How can it be that our clothes are so cheap? What is the downside of this price? Who is actually paying for it?
Read now why it is time to change our shopping habits and understand the true costs of fashion.
Before reading this article we have a question for you:
What kind of emotions is coming over you when you buy a €10 dress?
- Do you feel happy that you bought it?
- Did your heart maybe even make a little jump because you got so excited about this low price?
- Do you maybe feel proud that you bought the dress because you shot it at a good deal?
- Did you maybe mention happily the low price of that dress to your friend when he/she complimented you?
Today, we want to introduce you to a new feeling when you buy next time a cheap fast-fashion item*: A moment of hesitation.
(*And please note, it does not matter if the item from that fast fashion brand is €10 or €40 or even from their “luxury line” tagged with a higher price label)

The question
We know it’s hard to face the truth and to start associating our clothes with some new aspects, except just the way it makes us feel and look.
Fashion has found its place in our lives and hearts as something good, often associated with a special treat, with which we pamper ourselves because we deserve it.
But we also need to associate it also with economical and political relevance.
Believe it or not, the fashion industry is the second biggest polluter to the environment, after the oil and gas industry.
And how we are consuming fashion now is the clearest example of where globalization has failed. We had globalization and capitalism kick in and the workers were instead exploited, rather than supported to live better lives. Read a deep dive on this topic here.
So here the question, what is the worth of this €10 dress? And what does it actually cost to make this dress?

The cost
The answers are the factory worker in Bangladesh that gets paid too little, the environment that gets polluted, and our future.
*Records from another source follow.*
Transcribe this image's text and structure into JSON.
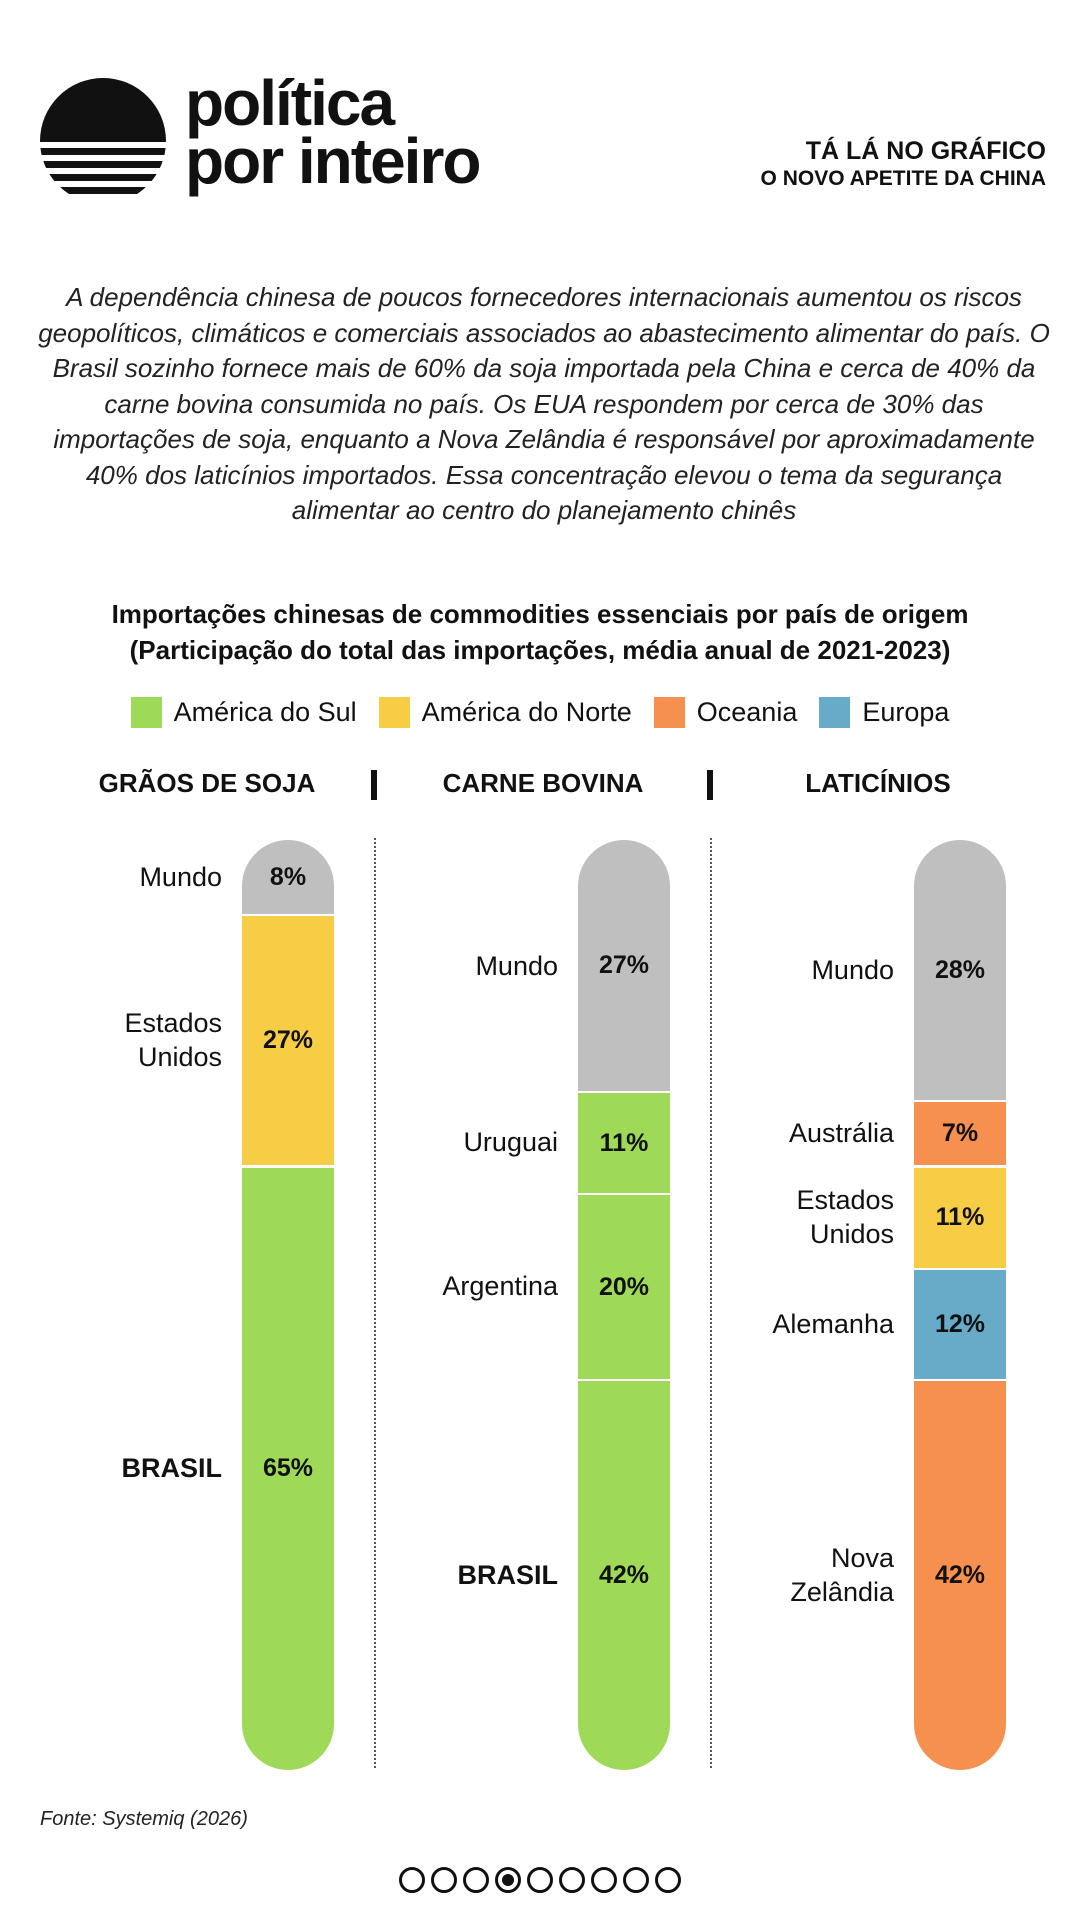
{
  "brand": {
    "line1": "política",
    "line2": "por inteiro"
  },
  "kicker": {
    "line1": "TÁ LÁ NO GRÁFICO",
    "line2": "O NOVO APETITE DA CHINA"
  },
  "intro": "A dependência chinesa de poucos fornecedores internacionais aumentou os riscos geopolíticos, climáticos e comerciais associados ao abastecimento alimentar do país. O Brasil sozinho fornece mais de 60% da soja importada pela China e cerca de 40% da carne bovina consumida no país. Os EUA respondem por cerca de 30% das importações de soja, enquanto a Nova Zelândia é responsável por aproximadamente 40% dos laticínios importados. Essa concentração elevou o tema da segurança alimentar ao centro do planejamento chinês",
  "chart_data": {
    "type": "bar",
    "stacked": true,
    "title": "Importações chinesas de commodities essenciais por país de origem",
    "subtitle": "(Participação do total das importações, média anual de 2021-2023)",
    "legend": [
      {
        "name": "América do Sul",
        "color": "#9ed957"
      },
      {
        "name": "América do Norte",
        "color": "#f7cd46"
      },
      {
        "name": "Oceania",
        "color": "#f6904e"
      },
      {
        "name": "Europa",
        "color": "#67abc9"
      }
    ],
    "legend_position": "top",
    "categories": [
      "GRÃOS DE SOJA",
      "CARNE BOVINA",
      "LATICÍNIOS"
    ],
    "groups": [
      {
        "category": "GRÃOS DE SOJA",
        "segments": [
          {
            "label": "Mundo",
            "value": 8,
            "display": "8%",
            "color": "#bfbfbf",
            "strong": false
          },
          {
            "label": "Estados Unidos",
            "lines": [
              "Estados",
              "Unidos"
            ],
            "value": 27,
            "display": "27%",
            "color": "#f7cd46",
            "strong": false
          },
          {
            "label": "BRASIL",
            "value": 65,
            "display": "65%",
            "color": "#9ed957",
            "strong": true
          }
        ]
      },
      {
        "category": "CARNE BOVINA",
        "segments": [
          {
            "label": "Mundo",
            "value": 27,
            "display": "27%",
            "color": "#bfbfbf",
            "strong": false
          },
          {
            "label": "Uruguai",
            "value": 11,
            "display": "11%",
            "color": "#9ed957",
            "strong": false
          },
          {
            "label": "Argentina",
            "value": 20,
            "display": "20%",
            "color": "#9ed957",
            "strong": false
          },
          {
            "label": "BRASIL",
            "value": 42,
            "display": "42%",
            "color": "#9ed957",
            "strong": true
          }
        ]
      },
      {
        "category": "LATICÍNIOS",
        "segments": [
          {
            "label": "Mundo",
            "value": 28,
            "display": "28%",
            "color": "#bfbfbf",
            "strong": false
          },
          {
            "label": "Austrália",
            "value": 7,
            "display": "7%",
            "color": "#f6904e",
            "strong": false
          },
          {
            "label": "Estados Unidos",
            "lines": [
              "Estados",
              "Unidos"
            ],
            "value": 11,
            "display": "11%",
            "color": "#f7cd46",
            "strong": false
          },
          {
            "label": "Alemanha",
            "value": 12,
            "display": "12%",
            "color": "#67abc9",
            "strong": false
          },
          {
            "label": "Nova Zelândia",
            "lines": [
              "Nova",
              "Zelândia"
            ],
            "value": 42,
            "display": "42%",
            "color": "#f6904e",
            "strong": false
          }
        ]
      }
    ]
  },
  "source": "Fonte: Systemiq (2026)",
  "pager": {
    "count": 9,
    "active": 4
  }
}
So when we say that this dress was €10, we don’t consider the following costs:
- How the production of this item is exploiting people lives for a low salary
- How the production of this item is often also involving child labor
- How the production of this item is polluting our environment (air and water)
- How the production of this item is harming the health of the people producing it
- How the production of this item is costing lives (of people who are involved in the production process, but also people who are secret bystanders because they live in the same area, or also babies that haven’t been born yet.)